Die meisten Menschen hören den Begriff und denken an großen Reichtum, fragen sich aber:Was ist ein Hedgefonds?
Grundsätzlich handelt es sich bei einem Hedgefonds um eine private Investitionspartnerschaft, die es wohlhabenden Menschen ermöglicht, ihr Geld zu bündeln, um in nicht-traditionelle Finanzprodukte zu investieren.
Das Ziel besteht darin, überdurchschnittliche Gesamtrenditen zu erzielen und dabei Aktien, Anleihen und Barmittel zu übertreffen, indem alternative Anlagen eingesetzt werden, die normalen Privatanlegern nicht zur Verfügung stehen.
Beispielsweise kann ein Hedgefonds einen Teil seines Portfolios in Private Equity oder Fremdkapital investieren.
Die Strategie ist für vermögende und sehr vermögende Privatpersonen attraktiv.
Infolgedessen ist die Branche gewachsen und Hedgefonds verwalten Berichten zufolge heute ein Vermögen von mehr als 4 Billionen US-Dollar.
Obwohl die meisten Anleger die Worte „Hedgefonds“ kennen, sind sie sich darüber nicht wirklich sicher.

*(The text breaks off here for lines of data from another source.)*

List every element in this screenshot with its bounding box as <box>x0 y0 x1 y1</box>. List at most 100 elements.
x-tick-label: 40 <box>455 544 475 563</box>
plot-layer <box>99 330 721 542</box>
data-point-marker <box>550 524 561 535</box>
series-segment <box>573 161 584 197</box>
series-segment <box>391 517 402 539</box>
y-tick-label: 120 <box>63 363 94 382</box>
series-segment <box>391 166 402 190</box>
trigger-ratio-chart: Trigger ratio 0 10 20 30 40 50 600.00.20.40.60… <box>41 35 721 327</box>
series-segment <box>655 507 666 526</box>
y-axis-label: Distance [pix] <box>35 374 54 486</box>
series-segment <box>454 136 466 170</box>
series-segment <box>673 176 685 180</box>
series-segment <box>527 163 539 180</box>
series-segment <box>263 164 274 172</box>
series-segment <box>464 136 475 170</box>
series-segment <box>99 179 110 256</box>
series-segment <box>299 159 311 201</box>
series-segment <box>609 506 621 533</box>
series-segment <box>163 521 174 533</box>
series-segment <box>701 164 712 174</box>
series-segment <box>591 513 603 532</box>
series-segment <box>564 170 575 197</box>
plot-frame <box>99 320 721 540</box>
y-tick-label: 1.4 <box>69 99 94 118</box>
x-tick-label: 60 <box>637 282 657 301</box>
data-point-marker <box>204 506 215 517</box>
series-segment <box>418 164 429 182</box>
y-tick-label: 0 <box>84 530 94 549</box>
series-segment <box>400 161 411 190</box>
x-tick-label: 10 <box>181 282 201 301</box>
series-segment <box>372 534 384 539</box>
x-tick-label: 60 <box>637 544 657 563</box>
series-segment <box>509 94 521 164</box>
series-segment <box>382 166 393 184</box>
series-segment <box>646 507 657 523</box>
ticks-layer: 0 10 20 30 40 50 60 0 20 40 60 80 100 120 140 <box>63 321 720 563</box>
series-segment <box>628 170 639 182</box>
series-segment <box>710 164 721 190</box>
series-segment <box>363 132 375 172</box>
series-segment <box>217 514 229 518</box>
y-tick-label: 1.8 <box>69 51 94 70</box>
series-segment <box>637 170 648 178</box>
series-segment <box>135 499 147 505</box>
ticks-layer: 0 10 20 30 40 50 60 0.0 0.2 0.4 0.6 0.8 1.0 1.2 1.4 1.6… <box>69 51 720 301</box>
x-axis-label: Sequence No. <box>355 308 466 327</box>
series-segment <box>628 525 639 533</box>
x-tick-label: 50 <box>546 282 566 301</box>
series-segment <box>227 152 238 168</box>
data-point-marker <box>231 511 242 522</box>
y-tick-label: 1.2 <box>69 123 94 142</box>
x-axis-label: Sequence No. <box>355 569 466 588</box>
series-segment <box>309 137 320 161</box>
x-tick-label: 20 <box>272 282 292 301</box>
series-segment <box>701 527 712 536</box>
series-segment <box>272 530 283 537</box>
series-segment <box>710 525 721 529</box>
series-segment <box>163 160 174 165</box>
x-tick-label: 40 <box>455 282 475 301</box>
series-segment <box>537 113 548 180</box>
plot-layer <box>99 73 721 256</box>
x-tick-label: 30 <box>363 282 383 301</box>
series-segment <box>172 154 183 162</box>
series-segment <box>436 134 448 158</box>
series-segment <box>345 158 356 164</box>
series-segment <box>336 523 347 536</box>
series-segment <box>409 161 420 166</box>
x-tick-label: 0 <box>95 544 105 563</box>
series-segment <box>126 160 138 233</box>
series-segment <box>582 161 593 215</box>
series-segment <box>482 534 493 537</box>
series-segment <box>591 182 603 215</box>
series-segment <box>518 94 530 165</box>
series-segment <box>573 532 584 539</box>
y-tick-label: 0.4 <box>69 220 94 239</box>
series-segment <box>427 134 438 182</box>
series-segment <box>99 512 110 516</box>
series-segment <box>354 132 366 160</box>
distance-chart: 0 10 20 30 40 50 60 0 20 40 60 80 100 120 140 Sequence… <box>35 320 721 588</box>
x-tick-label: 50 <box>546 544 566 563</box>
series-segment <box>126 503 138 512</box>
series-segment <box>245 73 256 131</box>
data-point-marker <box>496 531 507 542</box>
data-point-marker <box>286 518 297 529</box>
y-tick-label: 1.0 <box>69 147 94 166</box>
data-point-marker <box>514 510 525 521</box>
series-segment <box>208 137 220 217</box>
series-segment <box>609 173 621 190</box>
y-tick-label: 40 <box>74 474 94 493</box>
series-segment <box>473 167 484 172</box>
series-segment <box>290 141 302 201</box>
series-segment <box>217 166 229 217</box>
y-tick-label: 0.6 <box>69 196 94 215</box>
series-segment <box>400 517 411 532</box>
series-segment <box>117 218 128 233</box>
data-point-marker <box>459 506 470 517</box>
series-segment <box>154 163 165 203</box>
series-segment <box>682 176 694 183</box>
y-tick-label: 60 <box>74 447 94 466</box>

In diesem Artikel beantworten wir die Frage:Was ist ein Hedgefonds?
Bildquelle:Shutterstock. Ein Hedgefonds ist eine Finanzpartnerschaft akkreditierter privater und institutioneller Anleger, die von professionellen Managern verwaltet wird.
Es investiert in nicht-traditionelle Vermögenswerte und nutzt ausgefeilte Techniken, um überdurchschnittliche Gesamtrenditen zu erzielen.
Genauer gesagt definiert die US-amerikanische Börsenaufsichtsbehörde Securities and Exchange Commission (SEC) sie wie folgt:
„Hedgefonds bündeln das Geld von Anlegern und investieren in Wertpapiere oder andere Arten von Anlagen mit dem Ziel, positive Renditen zu erzielen.“
Hedgefonds unterliegen nicht so strengen Regulierungen wie Investmentfonds und verfügen im Allgemeinen über mehr Spielraum als Investmentfonds, um Investitionen und Strategien zu verfolgen, die das Risiko von Anlageverlusten erhöhen können.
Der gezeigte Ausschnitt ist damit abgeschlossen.